Criticism of the way in which local media covers various topics in Springfield in particular, and regarding urban places more broadly has diminished here because, for the most part, I’ve had my say and gotten it out of my system. Death Race 2016 was an enormous part of that; actually documenting as it happened just how much more dangerous the human-automobile interface is than whatever minimal carnage and mayhem occurs on even the toughest streets of a city like Springfield for an entire year both sated my thirst for urban exoneration and filled me with sadness that comes with the narrating the constant premature loss of life we insist upon inflicting on ourselves through our obsession with and worship of the car.
In other ways the coverage has noticeably improved. I wouldn’t ascribe much of the improvements in local coverage to my critique, for the most part I would guess that the pulse of development in the downtown from MGM to Union Station has given people in the media a more positive perspective on the city just as the generalized “magic feather effect” has permeated the zeitgeist more broadly among outsiders. These improvements have included less focus on ordinal numbers where murders are concerned, some slight awareness of road design and automobile speed in connection to pedestrian fatalities, and fewer scare stories on non-events like “shootings” with no witnesses, victims, or evidence.

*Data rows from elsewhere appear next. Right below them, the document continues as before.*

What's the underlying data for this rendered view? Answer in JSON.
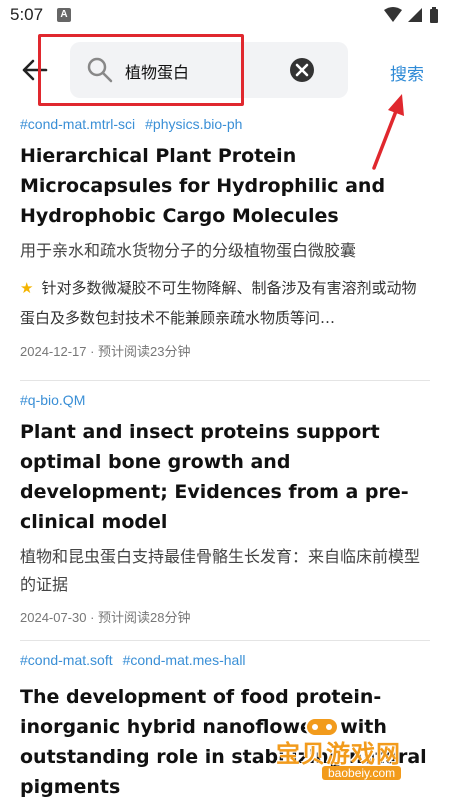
{
  "status": {
    "time": "5:07",
    "notif_glyph": "A"
  },
  "search": {
    "query": "植物蛋白",
    "button_label": "搜索"
  },
  "icons": {
    "back": "back-arrow-icon",
    "search": "search-icon",
    "clear": "clear-icon",
    "wifi": "wifi-icon",
    "signal": "signal-icon",
    "battery": "battery-icon"
  },
  "colors": {
    "accent": "#2e8ad6",
    "highlight": "#e0282e",
    "star": "#f4b400"
  },
  "articles": [
    {
      "tags": [
        "#cond-mat.mtrl-sci",
        "#physics.bio-ph"
      ],
      "title": "Hierarchical Plant Protein Microcapsules for Hydrophilic and Hydrophobic Cargo Molecules",
      "subtitle": "用于亲水和疏水货物分子的分级植物蛋白微胶囊",
      "abstract": "针对多数微凝胶不可生物降解、制备涉及有害溶剂或动物蛋白及多数包封技术不能兼顾亲疏水物质等问…",
      "meta": "2024-12-17 · 预计阅读23分钟"
    },
    {
      "tags": [
        "#q-bio.QM"
      ],
      "title": "Plant and insect proteins support optimal bone growth and development; Evidences from a pre-clinical model",
      "subtitle": "植物和昆虫蛋白支持最佳骨骼生长发育：来自临床前模型的证据",
      "meta": "2024-07-30 · 预计阅读28分钟"
    },
    {
      "tags": [
        "#cond-mat.soft",
        "#cond-mat.mes-hall"
      ],
      "title": "The development of food protein-inorganic hybrid nanoflowers with  outstanding role in stabilizing natural pigments"
    }
  ],
  "watermark": {
    "text": "宝贝游戏网",
    "url": "baobeiy.com"
  }
}
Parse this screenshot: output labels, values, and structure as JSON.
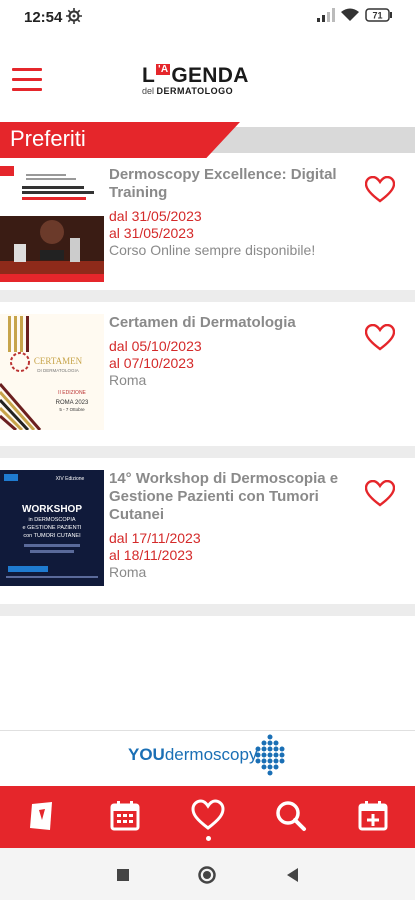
{
  "status": {
    "time": "12:54",
    "battery": "71"
  },
  "header": {
    "logo_prefix": "L",
    "logo_badge": "'A",
    "logo_main": "GENDA",
    "logo_sub_prefix": "del ",
    "logo_sub_main": "DERMATOLOGO"
  },
  "section": {
    "title": "Preferiti"
  },
  "events": [
    {
      "title": "Dermoscopy Excellence: Digital Training",
      "date_from": "dal 31/05/2023",
      "date_to": "al 31/05/2023",
      "location": "Corso Online sempre disponibile!",
      "thumb_caption": "IL CORSO COMPLETO SUI CRITERI FONDAMENTALI DELLA DERMOSCOPIA"
    },
    {
      "title": "Certamen di Dermatologia",
      "date_from": "dal 05/10/2023",
      "date_to": "al 07/10/2023",
      "location": "Roma",
      "thumb_caption": "CERTAMEN",
      "thumb_sub": "DI DERMATOLOGIA",
      "thumb_edition": "II EDIZIONE",
      "thumb_city": "ROMA 2023",
      "thumb_days": "5 - 7 Ottobre"
    },
    {
      "title": "14° Workshop di Dermoscopia e Gestione Pazienti con Tumori Cutanei",
      "date_from": "dal 17/11/2023",
      "date_to": "al 18/11/2023",
      "location": "Roma",
      "thumb_caption": "WORKSHOP",
      "thumb_sub": "in DERMOSCOPIA",
      "thumb_line2": "e GESTIONE PAZIENTI",
      "thumb_line3": "con TUMORI CUTANEI",
      "thumb_edition": "XIV Edizione"
    }
  ],
  "brand": {
    "part1": "YOU",
    "part2": "dermoscopy"
  },
  "tabs": [
    {
      "name": "tab-home",
      "icon": "book-icon"
    },
    {
      "name": "tab-calendar",
      "icon": "calendar-icon"
    },
    {
      "name": "tab-favorites",
      "icon": "heart-icon",
      "active": true
    },
    {
      "name": "tab-search",
      "icon": "search-icon"
    },
    {
      "name": "tab-add-event",
      "icon": "calendar-plus-icon"
    }
  ],
  "colors": {
    "accent": "#e5262b",
    "date": "#d42a2a",
    "muted": "#8a8a8a",
    "brand": "#1a6fb5"
  }
}
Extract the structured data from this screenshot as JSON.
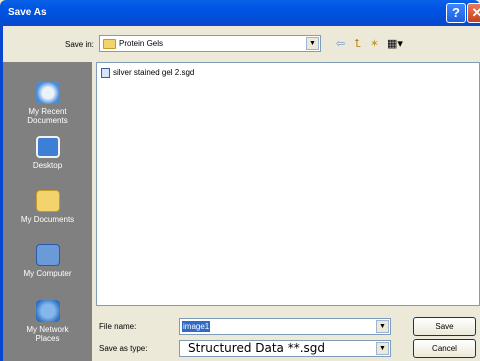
{
  "window": {
    "title": "Save As",
    "help_label": "?",
    "close_label": "✕"
  },
  "toolbar": {
    "save_in_label": "Save in:",
    "save_in_value": "Protein Gels",
    "back_label": "⇦",
    "up_folder_label": "⮤",
    "new_folder_label": "✶",
    "view_menu_label": "▦▾"
  },
  "places": [
    {
      "label_line1": "My Recent",
      "label_line2": "Documents",
      "icon": "recent-documents-icon"
    },
    {
      "label_line1": "Desktop",
      "label_line2": "",
      "icon": "desktop-icon"
    },
    {
      "label_line1": "My Documents",
      "label_line2": "",
      "icon": "my-documents-icon"
    },
    {
      "label_line1": "My Computer",
      "label_line2": "",
      "icon": "my-computer-icon"
    },
    {
      "label_line1": "My Network",
      "label_line2": "Places",
      "icon": "network-places-icon"
    }
  ],
  "files": [
    {
      "name": "silver stained gel 2.sgd"
    }
  ],
  "form": {
    "file_name_label": "File name:",
    "file_name_value": "image1",
    "save_type_label": "Save as type:",
    "save_type_value": "Structured Data **.sgd"
  },
  "buttons": {
    "save": "Save",
    "cancel": "Cancel"
  },
  "colors": {
    "title_bar": "#0055e5",
    "places_bar": "#808080",
    "selection": "#316ac5",
    "dialog_bg": "#ece9d8"
  }
}
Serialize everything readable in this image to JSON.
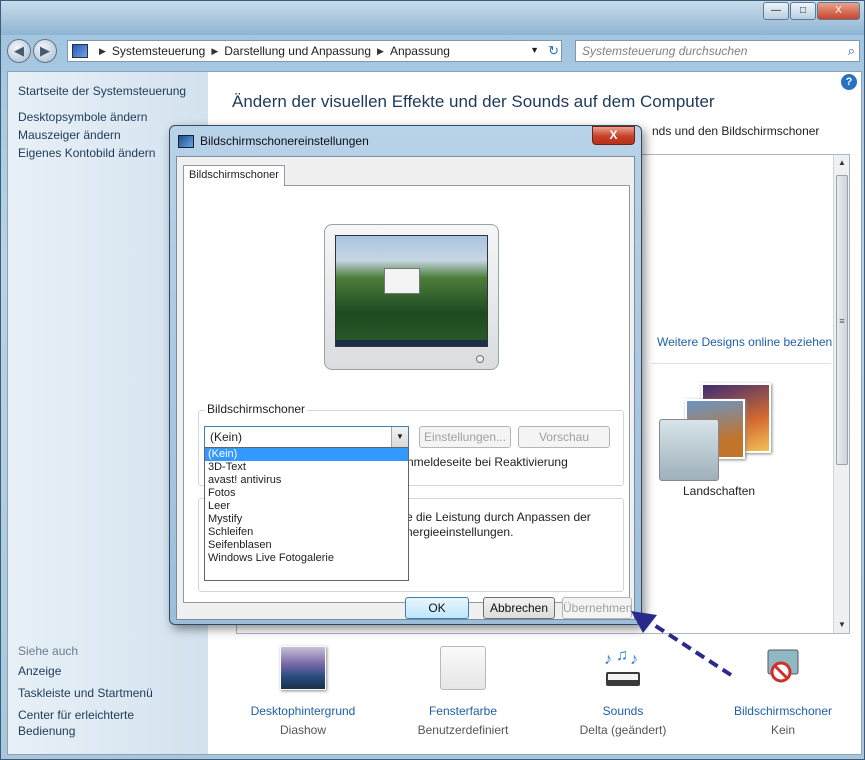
{
  "window": {
    "controls": {
      "minimize": "—",
      "maximize": "□",
      "close": "X"
    },
    "address": {
      "crumbs": [
        "Systemsteuerung",
        "Darstellung und Anpassung",
        "Anpassung"
      ],
      "separator": "▶",
      "dropdown": "▼",
      "refresh": "↻"
    },
    "search": {
      "placeholder": "Systemsteuerung durchsuchen",
      "icon": "⌕"
    },
    "help": "?"
  },
  "sidebar": {
    "links": [
      "Startseite der Systemsteuerung",
      "Desktopsymbole ändern",
      "Mauszeiger ändern",
      "Eigenes Kontobild ändern"
    ],
    "see_also": "Siehe auch",
    "see_also_links": [
      "Anzeige",
      "Taskleiste und Startmenü",
      "Center für erleichterte",
      "Bedienung"
    ]
  },
  "main": {
    "title": "Ändern der visuellen Effekte und der Sounds auf dem Computer",
    "subtitle_visible": "nds und den Bildschirmschoner",
    "online_link": "Weitere Designs online beziehen",
    "theme_label": "Landschaften",
    "scroll_up": "▲",
    "scroll_down": "▼",
    "scroll_grip": "≡"
  },
  "bottom_items": [
    {
      "title": "Desktophintergrund",
      "sub": "Diashow"
    },
    {
      "title": "Fensterfarbe",
      "sub": "Benutzerdefiniert"
    },
    {
      "title": "Sounds",
      "sub": "Delta (geändert)"
    },
    {
      "title": "Bildschirmschoner",
      "sub": "Kein"
    }
  ],
  "dialog": {
    "title": "Bildschirmschonereinstellungen",
    "close": "X",
    "tab": "Bildschirmschoner",
    "group_label": "Bildschirmschoner",
    "selected": "(Kein)",
    "combo_arrow": "▼",
    "settings_btn": "Einstellungen...",
    "preview_btn": "Vorschau",
    "checkbox_text": "nmeldeseite bei Reaktivierung",
    "group2_label": "",
    "power_line1": "e die Leistung durch Anpassen der",
    "power_line2": "nergieeinstellungen.",
    "options": [
      "(Kein)",
      "3D-Text",
      "avast! antivirus",
      "Fotos",
      "Leer",
      "Mystify",
      "Schleifen",
      "Seifenblasen",
      "Windows Live Fotogalerie"
    ],
    "ok": "OK",
    "cancel": "Abbrechen",
    "apply": "Übernehmen"
  },
  "colors": {
    "accent": "#3399ff",
    "link": "#1f5fa8",
    "arrow": "#2a2a8c"
  }
}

On the other hand there are areas where I question not so much the motives, as the judgement of local media. Just last week a story, like many stories, was posted to the WWLP 22 News website tagged as Local News which actually covered a horrible, violent crime in Atlanta, Georgia:
The headline was enough to tell the gruesome story. I guarantee that many “local” media consumers assumed the event occurred either in Springfield or Holyoke. Both local television news outlets do this; tagging particularly unusual stories with some prurient or violent angle as local news. I assume it’s done not as an effort to slander Springfield, but to distinguish those stories from “National” or “World” news, which in their view would be stories which have an impact on the national or worldwide level. Thus a panel at UMass discussing climate change might be tagged as world news, but an 8 year old killing a 3 year old sibling in Birmingham, Alabama would be tagged as “local”. Whatever the motive, it obscures rather than clarifies and so I warn my readers to take note.
In a similar way the local newspaper of record will key every report about any crime which is being adjudicated in any of Springfield’s courtrooms to Springfield News,whether or not the crime occurred in the city or involved anyone from the city, and yet will often not tag stories about business and cultural events which occur in the city as relating to Springfield even when the events take place in the city with entities from the city.
I’m terrible at tagging my own essays on Rational Urbanism, and so I understand that this also does not likely come from any ill will on the part of the reporters, but if a crime story can be placed in multiple news feeds, including “Springfield”, then so can a charitable event, or a concert.
Small things. Things are going in the right direction when these are among the strongest criticisms I can raise.